33x33 terrain patches:
65x65 terrain patches:
Planetary surface types
I've cleaned the code a bit to support multiple planetary types ( I was previously experimenting everything in the same class, commenting / uncommenting pieces of code ). Now I do have some factories for different planet types with different procedural noise functions.
The first one, which I've already presented in depth in the previous updates, are what I described as a "Gaian" planet.
I added a "Desert" planet type, and a "Selenian" planet type. The desert one is based on ridged perlin noise to generate sand dunes. It's extremely boring, so I need to work on it a bit before presenting it ( plus texturing will be important ).
The "Selenian" type is basically a planetary surface based on craters. Lots of them. To implement that, I created a new type of noise which I called "spherical", and which is based on the idea on Voronoi diagrams. A set of spheres are pre-generated, randomly placed in a cube, and when I evaluate the noise at run-time, I calculate the distance between the position and each sphere, and based on the distance, I generate a value that looks like the one of a crater.
It works pretty well, although it's quite slow, but it's no big deal, as there is lots of room to optimize this "spherical" noise.
Why spherical by the way ? Craters are 2D, but the noise basis must be 3D so that you don't get strange seams on the planet ( since all the noise functions are based on the position of the vertex on the planet sphere surface ).
While playing with craters, I found an interesting place, that I didn't know could even exist. It's basically some small craters that got displaced by some extreme cliffs/overhangs. It's hard to see in still pictures, but when you're exploring it really in 3D, it looks surreal. Like alien rock formations.
I love getting surprised by my own creations :)
Motion blur
Last but not least, I spent some time to add a render pipe for motion blur.

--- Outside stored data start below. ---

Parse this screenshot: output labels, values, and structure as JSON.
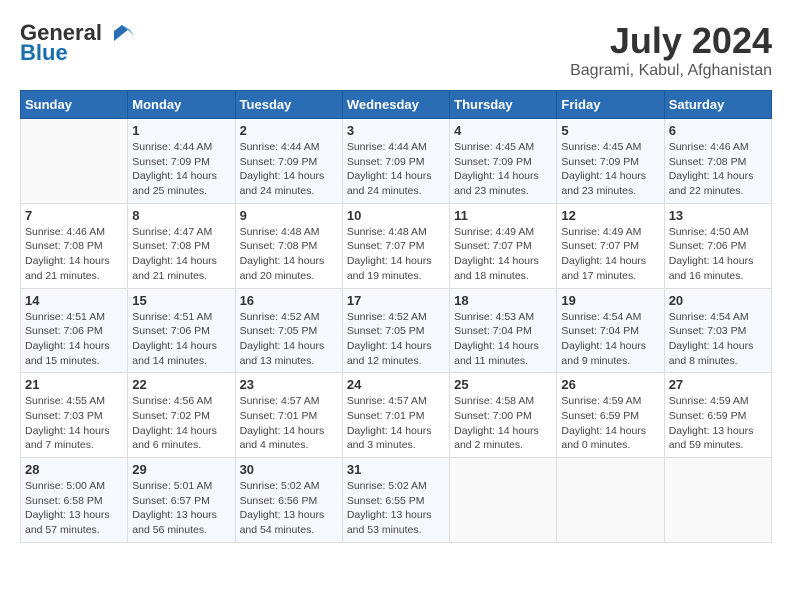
{
  "header": {
    "logo_general": "General",
    "logo_blue": "Blue",
    "month_year": "July 2024",
    "location": "Bagrami, Kabul, Afghanistan"
  },
  "days_of_week": [
    "Sunday",
    "Monday",
    "Tuesday",
    "Wednesday",
    "Thursday",
    "Friday",
    "Saturday"
  ],
  "weeks": [
    [
      {
        "day": "",
        "sunrise": "",
        "sunset": "",
        "daylight": ""
      },
      {
        "day": "1",
        "sunrise": "Sunrise: 4:44 AM",
        "sunset": "Sunset: 7:09 PM",
        "daylight": "Daylight: 14 hours and 25 minutes."
      },
      {
        "day": "2",
        "sunrise": "Sunrise: 4:44 AM",
        "sunset": "Sunset: 7:09 PM",
        "daylight": "Daylight: 14 hours and 24 minutes."
      },
      {
        "day": "3",
        "sunrise": "Sunrise: 4:44 AM",
        "sunset": "Sunset: 7:09 PM",
        "daylight": "Daylight: 14 hours and 24 minutes."
      },
      {
        "day": "4",
        "sunrise": "Sunrise: 4:45 AM",
        "sunset": "Sunset: 7:09 PM",
        "daylight": "Daylight: 14 hours and 23 minutes."
      },
      {
        "day": "5",
        "sunrise": "Sunrise: 4:45 AM",
        "sunset": "Sunset: 7:09 PM",
        "daylight": "Daylight: 14 hours and 23 minutes."
      },
      {
        "day": "6",
        "sunrise": "Sunrise: 4:46 AM",
        "sunset": "Sunset: 7:08 PM",
        "daylight": "Daylight: 14 hours and 22 minutes."
      }
    ],
    [
      {
        "day": "7",
        "sunrise": "Sunrise: 4:46 AM",
        "sunset": "Sunset: 7:08 PM",
        "daylight": "Daylight: 14 hours and 21 minutes."
      },
      {
        "day": "8",
        "sunrise": "Sunrise: 4:47 AM",
        "sunset": "Sunset: 7:08 PM",
        "daylight": "Daylight: 14 hours and 21 minutes."
      },
      {
        "day": "9",
        "sunrise": "Sunrise: 4:48 AM",
        "sunset": "Sunset: 7:08 PM",
        "daylight": "Daylight: 14 hours and 20 minutes."
      },
      {
        "day": "10",
        "sunrise": "Sunrise: 4:48 AM",
        "sunset": "Sunset: 7:07 PM",
        "daylight": "Daylight: 14 hours and 19 minutes."
      },
      {
        "day": "11",
        "sunrise": "Sunrise: 4:49 AM",
        "sunset": "Sunset: 7:07 PM",
        "daylight": "Daylight: 14 hours and 18 minutes."
      },
      {
        "day": "12",
        "sunrise": "Sunrise: 4:49 AM",
        "sunset": "Sunset: 7:07 PM",
        "daylight": "Daylight: 14 hours and 17 minutes."
      },
      {
        "day": "13",
        "sunrise": "Sunrise: 4:50 AM",
        "sunset": "Sunset: 7:06 PM",
        "daylight": "Daylight: 14 hours and 16 minutes."
      }
    ],
    [
      {
        "day": "14",
        "sunrise": "Sunrise: 4:51 AM",
        "sunset": "Sunset: 7:06 PM",
        "daylight": "Daylight: 14 hours and 15 minutes."
      },
      {
        "day": "15",
        "sunrise": "Sunrise: 4:51 AM",
        "sunset": "Sunset: 7:06 PM",
        "daylight": "Daylight: 14 hours and 14 minutes."
      },
      {
        "day": "16",
        "sunrise": "Sunrise: 4:52 AM",
        "sunset": "Sunset: 7:05 PM",
        "daylight": "Daylight: 14 hours and 13 minutes."
      },
      {
        "day": "17",
        "sunrise": "Sunrise: 4:52 AM",
        "sunset": "Sunset: 7:05 PM",
        "daylight": "Daylight: 14 hours and 12 minutes."
      },
      {
        "day": "18",
        "sunrise": "Sunrise: 4:53 AM",
        "sunset": "Sunset: 7:04 PM",
        "daylight": "Daylight: 14 hours and 11 minutes."
      },
      {
        "day": "19",
        "sunrise": "Sunrise: 4:54 AM",
        "sunset": "Sunset: 7:04 PM",
        "daylight": "Daylight: 14 hours and 9 minutes."
      },
      {
        "day": "20",
        "sunrise": "Sunrise: 4:54 AM",
        "sunset": "Sunset: 7:03 PM",
        "daylight": "Daylight: 14 hours and 8 minutes."
      }
    ],
    [
      {
        "day": "21",
        "sunrise": "Sunrise: 4:55 AM",
        "sunset": "Sunset: 7:03 PM",
        "daylight": "Daylight: 14 hours and 7 minutes."
      },
      {
        "day": "22",
        "sunrise": "Sunrise: 4:56 AM",
        "sunset": "Sunset: 7:02 PM",
        "daylight": "Daylight: 14 hours and 6 minutes."
      },
      {
        "day": "23",
        "sunrise": "Sunrise: 4:57 AM",
        "sunset": "Sunset: 7:01 PM",
        "daylight": "Daylight: 14 hours and 4 minutes."
      },
      {
        "day": "24",
        "sunrise": "Sunrise: 4:57 AM",
        "sunset": "Sunset: 7:01 PM",
        "daylight": "Daylight: 14 hours and 3 minutes."
      },
      {
        "day": "25",
        "sunrise": "Sunrise: 4:58 AM",
        "sunset": "Sunset: 7:00 PM",
        "daylight": "Daylight: 14 hours and 2 minutes."
      },
      {
        "day": "26",
        "sunrise": "Sunrise: 4:59 AM",
        "sunset": "Sunset: 6:59 PM",
        "daylight": "Daylight: 14 hours and 0 minutes."
      },
      {
        "day": "27",
        "sunrise": "Sunrise: 4:59 AM",
        "sunset": "Sunset: 6:59 PM",
        "daylight": "Daylight: 13 hours and 59 minutes."
      }
    ],
    [
      {
        "day": "28",
        "sunrise": "Sunrise: 5:00 AM",
        "sunset": "Sunset: 6:58 PM",
        "daylight": "Daylight: 13 hours and 57 minutes."
      },
      {
        "day": "29",
        "sunrise": "Sunrise: 5:01 AM",
        "sunset": "Sunset: 6:57 PM",
        "daylight": "Daylight: 13 hours and 56 minutes."
      },
      {
        "day": "30",
        "sunrise": "Sunrise: 5:02 AM",
        "sunset": "Sunset: 6:56 PM",
        "daylight": "Daylight: 13 hours and 54 minutes."
      },
      {
        "day": "31",
        "sunrise": "Sunrise: 5:02 AM",
        "sunset": "Sunset: 6:55 PM",
        "daylight": "Daylight: 13 hours and 53 minutes."
      },
      {
        "day": "",
        "sunrise": "",
        "sunset": "",
        "daylight": ""
      },
      {
        "day": "",
        "sunrise": "",
        "sunset": "",
        "daylight": ""
      },
      {
        "day": "",
        "sunrise": "",
        "sunset": "",
        "daylight": ""
      }
    ]
  ]
}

The basic motion blur technique is rendering the scene to a texture and alpha-blending it with the previous frame, but it's tricky and doesn't look very good ( but it's extremely fast, so I might fall back on that method on computers that have performance problems ).

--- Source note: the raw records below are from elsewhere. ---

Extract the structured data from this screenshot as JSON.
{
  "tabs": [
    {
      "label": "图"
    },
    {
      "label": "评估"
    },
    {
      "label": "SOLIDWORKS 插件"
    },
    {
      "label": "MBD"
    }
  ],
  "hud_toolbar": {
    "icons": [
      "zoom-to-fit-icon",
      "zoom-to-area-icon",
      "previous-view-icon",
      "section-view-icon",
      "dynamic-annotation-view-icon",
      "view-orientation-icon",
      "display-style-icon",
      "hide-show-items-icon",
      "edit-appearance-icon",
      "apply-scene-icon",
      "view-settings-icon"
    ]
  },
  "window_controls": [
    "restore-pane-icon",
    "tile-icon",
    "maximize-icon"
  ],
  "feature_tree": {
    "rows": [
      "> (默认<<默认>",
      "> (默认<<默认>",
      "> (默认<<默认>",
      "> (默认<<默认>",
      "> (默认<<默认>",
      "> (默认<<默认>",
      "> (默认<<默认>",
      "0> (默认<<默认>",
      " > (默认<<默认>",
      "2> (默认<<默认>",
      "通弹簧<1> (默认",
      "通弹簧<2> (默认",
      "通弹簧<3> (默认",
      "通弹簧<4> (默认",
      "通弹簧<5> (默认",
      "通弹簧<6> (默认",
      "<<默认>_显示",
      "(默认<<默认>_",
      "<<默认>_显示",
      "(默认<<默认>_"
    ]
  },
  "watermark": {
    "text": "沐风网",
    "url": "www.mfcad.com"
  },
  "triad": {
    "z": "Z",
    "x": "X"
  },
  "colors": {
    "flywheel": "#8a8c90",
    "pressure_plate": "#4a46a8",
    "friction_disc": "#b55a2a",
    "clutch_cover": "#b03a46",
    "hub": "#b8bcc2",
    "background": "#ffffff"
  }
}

What I implemented is "true" motion blur: each object gets transformed both by the current frame's transformation matrices and by the old frame's, and a velocity is computed in eye-space. This velocity is stored in a velocity texture. The scene is also rendered into a texture. In post-processing, each pixel samples the velocity texture, and blurs the scene texture N times ( in my current shader, N = 32 ) in the direction of the velocity vector.

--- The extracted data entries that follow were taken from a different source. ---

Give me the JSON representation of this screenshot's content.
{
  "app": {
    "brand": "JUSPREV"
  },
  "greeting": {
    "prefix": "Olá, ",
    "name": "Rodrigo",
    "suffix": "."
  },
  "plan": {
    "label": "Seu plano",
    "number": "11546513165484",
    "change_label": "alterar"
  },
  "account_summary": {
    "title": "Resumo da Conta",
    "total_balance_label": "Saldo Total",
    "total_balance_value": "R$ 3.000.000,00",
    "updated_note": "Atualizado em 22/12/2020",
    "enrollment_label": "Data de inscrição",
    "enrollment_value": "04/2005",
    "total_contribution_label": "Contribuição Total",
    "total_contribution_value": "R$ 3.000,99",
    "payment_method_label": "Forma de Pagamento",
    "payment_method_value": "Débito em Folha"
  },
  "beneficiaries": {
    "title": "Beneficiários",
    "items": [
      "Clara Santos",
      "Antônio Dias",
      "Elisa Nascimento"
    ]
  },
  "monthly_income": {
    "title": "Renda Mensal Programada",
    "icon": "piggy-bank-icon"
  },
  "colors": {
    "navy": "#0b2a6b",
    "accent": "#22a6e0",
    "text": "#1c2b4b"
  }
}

The results are pretty good in motion, but show lots of artifacts on screenshots. One of the problem is that no blur is happening outside the silhouette of a moving object, the so-called "occlusion" problem.
In OpenGL shader tricks GDC 2003, Nvidia describes a "solution" to that problem by computing in the shader the dot product between the normal and the motion vector, and using as a vertex either the one of the current frame ( angle > 0 ), either the one of the previous frame ( angle < 0 ). The idea is to extrude the object in the inverse direction of the motion.
I have experimented that idea, but unfortunately it creates more artifacts than it solves.
Project offset apparently uses a similar technique but has found a way to reduce / remove all those artifacts. If anybody has an idea about what they did to solve it, I'm interested.
Because the motion blur requires rendering the scene to a separate velocity texture ( a second pass ), and because there's already 200-300K triangles per frame, there's a serious slowdown ( 50% performance hit ) to enabling true motion blur.
I would recommend you doing this and not leaving it as a last resort. I wrote a fractal SSE-simplex noise function. In the worst case it was slower (for 1 iteration) by a couple of percent, but for every other case (more than 1 iteration) it was faster. Over 4 iterations and it had easily doubled in speed.